Fitness is an all-encompassing term that encompasses many aspects of life. Physical fitness refers to a condition of well-being and health, and more specifically, the capacity to do various parts of normal activities, jobs and sports. Fitness is usually achieved through proper nutrition, regular-intensity physical activity, adequate rest, and adequate restorative sleep. It is also important to determine your level of fitness before undertaking new fitness programs or modifying an existing fitness program. For example, if you are currently sedentary or overweight, you may want to talk to your doctor about how adding a stair master race to your routine will help improve your fitness level.
Exercise is defined as any activity that increases an individual’s ability to move his or her body at a maximum level of efficiency. Fitness can be measured in numerous ways, including pulse, heart rate, blood pressure, and muscle strength. The definition of an ideal fitness level is relative to age, gender, and other factors. Fitness professionals agree that there are five key areas of physical activity that are important to maintaining an individual’s overall health and fitness: cardiovascular fitness, endurance, flexibility, muscular strength, and body composition. In order to be considered fit, an individual must demonstrate these five areas at a minimum and exceed them at least weekly.
Cardiovascular fitness means a steady rate of heart rate during exercise and the maintenance of an appropriate maximum heart rate for age and physical condition. Aerobic fitness, on the other hand, involves the movement of the lungs and heart during breathing exercises, such as exercising while sitting down or standing up, without consuming oxygen. Flexibility refers to the ability of the joints to bend and twist without injury. Body composition is the ratio of fat to muscle and the percentage of calories that come from fat vs. those taken from carbohydrates.
The other five areas of consideration when considering fitness are flexibility, muscular strength, body composition, and aerobic capacity. Aerobic capacity involves the energy needed to complete an exercise session; it can also be calculated by multiplying the time it takes for a heart rate to reach its peak power (in beats) with the amount of oxygen needed (milliliters of oxygen per minute). Body weight and body fat can be measured using bioelectrical impedance and body composition can be calculated by using the percentage body weight. The healthy person can maintain their current level of fitness for up to six months by following a plan of specific intervals of exercise and relaxation.
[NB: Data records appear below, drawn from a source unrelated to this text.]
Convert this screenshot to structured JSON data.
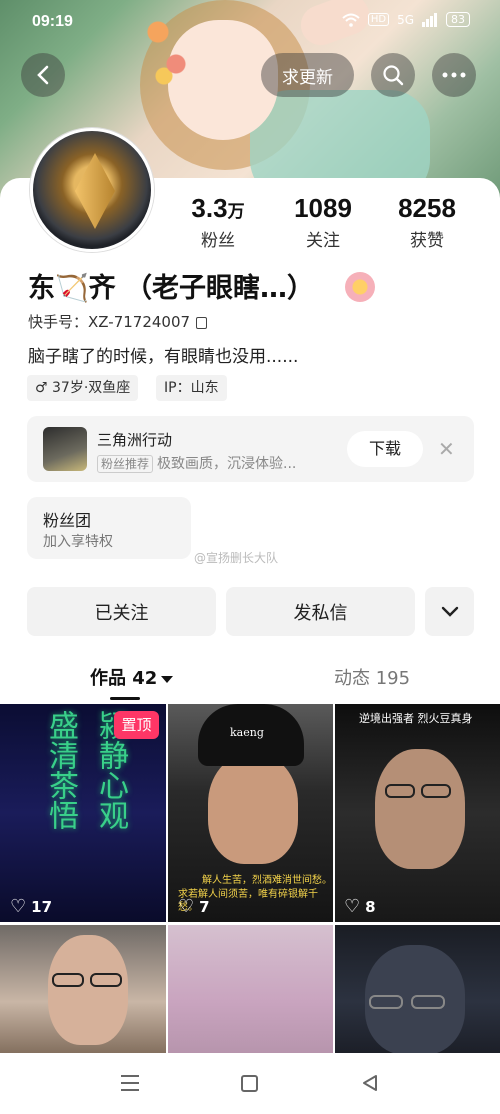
{
  "status_bar": {
    "time": "09:19",
    "hd": "HD",
    "network": "5G",
    "battery": "83"
  },
  "top_bar": {
    "update_label": "求更新"
  },
  "profile": {
    "stats": [
      {
        "value": "3.3",
        "unit": "万",
        "label": "粉丝"
      },
      {
        "value": "1089",
        "unit": "",
        "label": "关注"
      },
      {
        "value": "8258",
        "unit": "",
        "label": "获赞"
      }
    ],
    "name": "东🏹齐 （老子眼瞎…）",
    "kuaishou_id": "快手号：XZ-71724007",
    "bio": "脑子瞎了的时候，有眼睛也没用......",
    "tags": [
      "♂ 37岁·双鱼座",
      "IP：山东"
    ]
  },
  "ad": {
    "title": "三角洲行动",
    "pill": "粉丝推荐",
    "desc": "极致画质，沉浸体验...",
    "download_label": "下载",
    "close": "✕"
  },
  "fan_club": {
    "title": "粉丝团",
    "subtitle": "加入享特权"
  },
  "watermark": "@宣扬删长大队",
  "actions": {
    "followed": "已关注",
    "message": "发私信",
    "expand": "⌄"
  },
  "tabs": {
    "works": "作品 42",
    "dynamics": "动态 195"
  },
  "grid": {
    "pin_label": "置顶",
    "calligraphy": [
      "盛",
      "清",
      "茶",
      "悟",
      "颍",
      "静",
      "心",
      "观"
    ],
    "cap_text": "kaeng",
    "c2_caption_lines": [
      "解人生苦，烈酒难消世间愁。",
      "求若解人间须苦，唯有碎银解千愁。"
    ],
    "c3_caption": "逆境出强者 烈火豆真身",
    "likes": [
      "17",
      "7",
      "8"
    ]
  },
  "navbar": {
    "menu": "menu",
    "home": "home",
    "back": "back"
  }
}
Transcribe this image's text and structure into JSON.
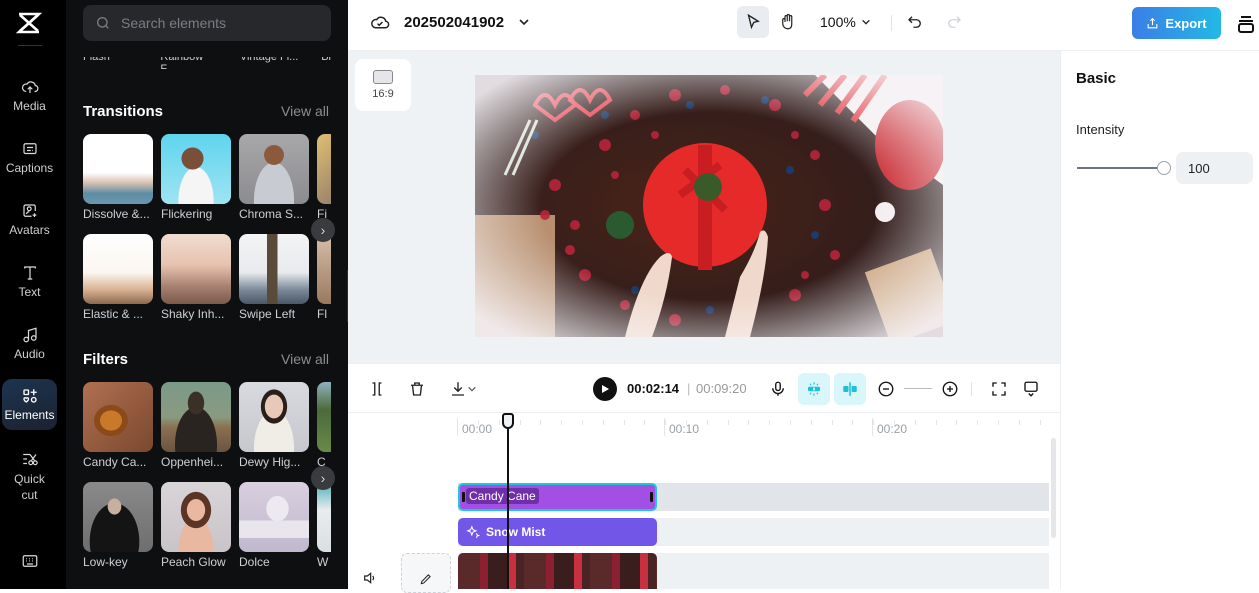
{
  "nav": {
    "logo": "capcut-logo",
    "items": [
      {
        "label": "Media",
        "icon": "cloud-upload-icon"
      },
      {
        "label": "Captions",
        "icon": "captions-icon"
      },
      {
        "label": "Avatars",
        "icon": "avatar-icon"
      },
      {
        "label": "Text",
        "icon": "text-icon"
      },
      {
        "label": "Audio",
        "icon": "music-icon"
      },
      {
        "label": "Elements",
        "icon": "elements-icon",
        "active": true
      },
      {
        "label": "Quick cut",
        "icon": "quick-cut-icon"
      }
    ],
    "bottom_icon": "keyboard-icon"
  },
  "panel": {
    "search_placeholder": "Search elements",
    "cut_labels": [
      "Flash",
      "Rainbow F...",
      "Vintage Fi...",
      "Bl"
    ],
    "transitions": {
      "title": "Transitions",
      "view_all": "View all",
      "items": [
        {
          "label": "Dissolve &..."
        },
        {
          "label": "Flickering"
        },
        {
          "label": "Chroma S..."
        },
        {
          "label": "Fi"
        },
        {
          "label": "Elastic & ..."
        },
        {
          "label": "Shaky Inh..."
        },
        {
          "label": "Swipe Left"
        },
        {
          "label": "Fl"
        }
      ]
    },
    "filters": {
      "title": "Filters",
      "view_all": "View all",
      "items": [
        {
          "label": "Candy Ca..."
        },
        {
          "label": "Oppenhei..."
        },
        {
          "label": "Dewy Hig..."
        },
        {
          "label": "C"
        },
        {
          "label": "Low-key"
        },
        {
          "label": "Peach Glow"
        },
        {
          "label": "Dolce"
        },
        {
          "label": "W"
        }
      ]
    }
  },
  "topbar": {
    "project_name": "202502041902",
    "zoom": "100%",
    "export_label": "Export"
  },
  "canvas": {
    "aspect_ratio": "16:9"
  },
  "properties": {
    "section": "Basic",
    "intensity_label": "Intensity",
    "intensity_value": "100",
    "intensity_fraction": 1.0
  },
  "timeline_toolbar": {
    "current_time": "00:02:14",
    "separator": "|",
    "total_time": "00:09:20"
  },
  "timeline": {
    "ruler": [
      "00:00",
      "00:10",
      "00:20"
    ],
    "clips": [
      {
        "label": "Candy Cane",
        "type": "filter",
        "color": "#a24fe3"
      },
      {
        "label": "Snow Mist",
        "type": "effect",
        "color": "#7156e8"
      },
      {
        "label": "",
        "type": "video"
      }
    ]
  },
  "colors": {
    "accent": "#23b9e6",
    "export_start": "#3b7ee6",
    "selected_outline": "#1ec8dc"
  }
}
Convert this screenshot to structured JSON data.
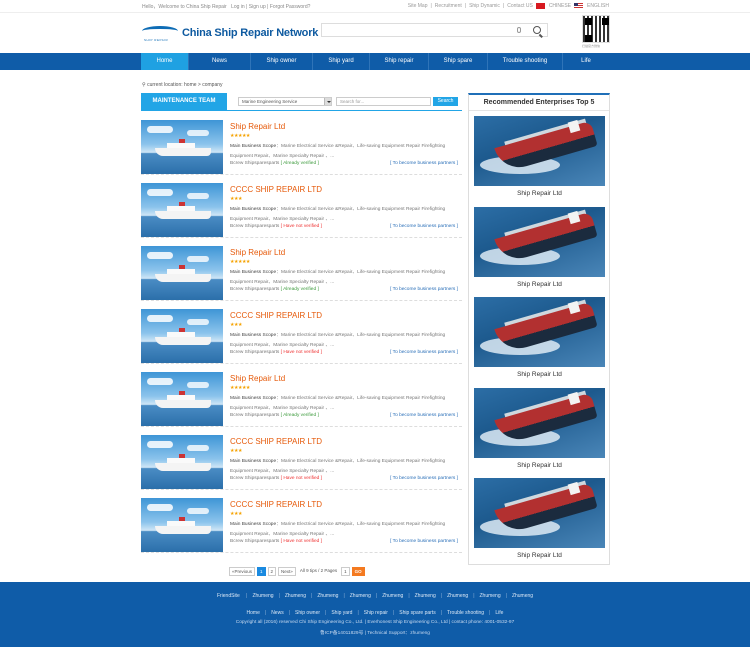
{
  "topbar": {
    "greeting": "Hello，Welcome to China Ship Repair",
    "login": "Log in",
    "signup": "Sign up",
    "forgot": "Forgot Password?",
    "links": [
      "Site Map",
      "Recruitment",
      "Ship Dynamic",
      "Contact US"
    ],
    "lang_cn": "CHINESE",
    "lang_en": "ENGLISH"
  },
  "header": {
    "logo_title": "China Ship Repair Network",
    "logo_sub": "SHIP REPAIR",
    "qr_caption": "扫描官方微信"
  },
  "nav": [
    "Home",
    "News",
    "Ship owner",
    "Ship yard",
    "Ship repair",
    "Ship spare",
    "Trouble shooting",
    "Life"
  ],
  "breadcrumb": "current location: home > company",
  "filter": {
    "tab": "MAINTENANCE TEAM",
    "select_value": "Marine Engineering  Service",
    "search_placeholder": "Search for...",
    "search_button": "Search"
  },
  "listings": [
    {
      "title": "Ship Repair Ltd",
      "stars": "★★★★★",
      "scope_label": "Main Business Scope",
      "scope": "：Marine Electrical Service &Repair、Life-saving  Equipment Repair Firefighting Equipment Repair、Marine  Specialty  Repair  、...",
      "brand": "Bcrew Shipsparesparts",
      "status": "[ Already verified ]",
      "verified": true,
      "partner": "[ To become business partners ]"
    },
    {
      "title": "CCCC SHIP REPAIR LTD",
      "stars": "★★★",
      "scope_label": "Main Business Scope",
      "scope": "：Marine Electrical Service &Repair、Life-saving  Equipment Repair Firefighting Equipment Repair、Marine  Specialty  Repair  、...",
      "brand": "Bcrew Shipsparesparts",
      "status": "[ Have not verified ]",
      "verified": false,
      "partner": "[ To become business partners ]"
    },
    {
      "title": "Ship Repair Ltd",
      "stars": "★★★★★",
      "scope_label": "Main Business Scope",
      "scope": "：Marine Electrical Service &Repair、Life-saving  Equipment Repair Firefighting Equipment Repair、Marine  Specialty  Repair  、...",
      "brand": "Bcrew Shipsparesparts",
      "status": "[ Already verified ]",
      "verified": true,
      "partner": "[ To become business partners ]"
    },
    {
      "title": "CCCC SHIP REPAIR LTD",
      "stars": "★★★",
      "scope_label": "Main Business Scope",
      "scope": "：Marine Electrical Service &Repair、Life-saving  Equipment Repair Firefighting Equipment Repair、Marine  Specialty  Repair  、...",
      "brand": "Bcrew Shipsparesparts",
      "status": "[ Have not verified ]",
      "verified": false,
      "partner": "[ To become business partners ]"
    },
    {
      "title": "Ship Repair Ltd",
      "stars": "★★★★★",
      "scope_label": "Main Business Scope",
      "scope": "：Marine Electrical Service &Repair、Life-saving  Equipment Repair Firefighting Equipment Repair、Marine  Specialty  Repair  、...",
      "brand": "Bcrew Shipsparesparts",
      "status": "[ Already verified ]",
      "verified": true,
      "partner": "[ To become business partners ]"
    },
    {
      "title": "CCCC SHIP REPAIR LTD",
      "stars": "★★★",
      "scope_label": "Main Business Scope",
      "scope": "：Marine Electrical Service &Repair、Life-saving  Equipment Repair Firefighting Equipment Repair、Marine  Specialty  Repair  、...",
      "brand": "Bcrew Shipsparesparts",
      "status": "[ Have not verified ]",
      "verified": false,
      "partner": "[ To become business partners ]"
    },
    {
      "title": "CCCC SHIP REPAIR LTD",
      "stars": "★★★",
      "scope_label": "Main Business Scope",
      "scope": "：Marine Electrical Service &Repair、Life-saving  Equipment Repair Firefighting Equipment Repair、Marine  Specialty  Repair  、...",
      "brand": "Bcrew Shipsparesparts",
      "status": "[ Have not verified ]",
      "verified": false,
      "partner": "[ To become business partners ]"
    }
  ],
  "pager": {
    "prev": "«Previous",
    "pages": [
      "1",
      "2"
    ],
    "next": "Next»",
    "info": "All 9 tips / 2 Pages",
    "jump": "1",
    "go": "GO"
  },
  "sidebar": {
    "title": "Recommended Enterprises Top 5",
    "items": [
      "Ship Repair Ltd",
      "Ship Repair Ltd",
      "Ship Repair Ltd",
      "Ship Repair Ltd",
      "Ship Repair Ltd"
    ]
  },
  "footer": {
    "friendsite_label": "FriendSite",
    "friendsites": [
      "Zhumeng",
      "Zhumeng",
      "Zhumeng",
      "Zhumeng",
      "Zhumeng",
      "Zhumeng",
      "Zhumeng",
      "Zhumeng",
      "Zhumeng"
    ],
    "nav": [
      "Home",
      "News",
      "Ship owner",
      "Ship yard",
      "Ship repair",
      "Ship spare parts",
      "Trouble shooting",
      "Life"
    ],
    "copyright": "Copyright all (2016) reserved Chi Ship Engineering Co., Ltd. | Everhonest Ship Engineering Co., Ltd | contact phone: 4001-0532-97",
    "icp": "鲁ICP备14011829号 | Technical Support：zhumeng"
  },
  "colors": {
    "nav": "#0f5ca8",
    "accent": "#22a5e6",
    "title": "#e65a0a",
    "go": "#f47a20"
  }
}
Low intensity interval training (LIT) has been shown to be very effective in improving fitness, body weight, and body fat.
Fitness professionals agree that a physically fit individual is more likely to live a long, disease free life. An individual who is fit has greater stamina and is less likely to get sick on a daily basis. For example, someone who exercises regularly is considered fit if they can complete a mile within three minutes, while an inactive person would have a difficult time completing a mile. A fit person is also considered to be more likely to have strong bones and muscles as well as a healthy nervous system.
Strength is also a factor in fitness. Fitness experts agree that muscle strength alone can improve circulation and reduce the risk of heart disease, while muscle flexibility improves circulation and bone density. Aerobic fitness includes cardiovascular conditioning such as running or cycling. Flexibility, on the other hand, encompasses activities that improve and tone the joints. To get the most from fitness, it is recommended to incorporate all five of these factors to achieve the best overall fitness.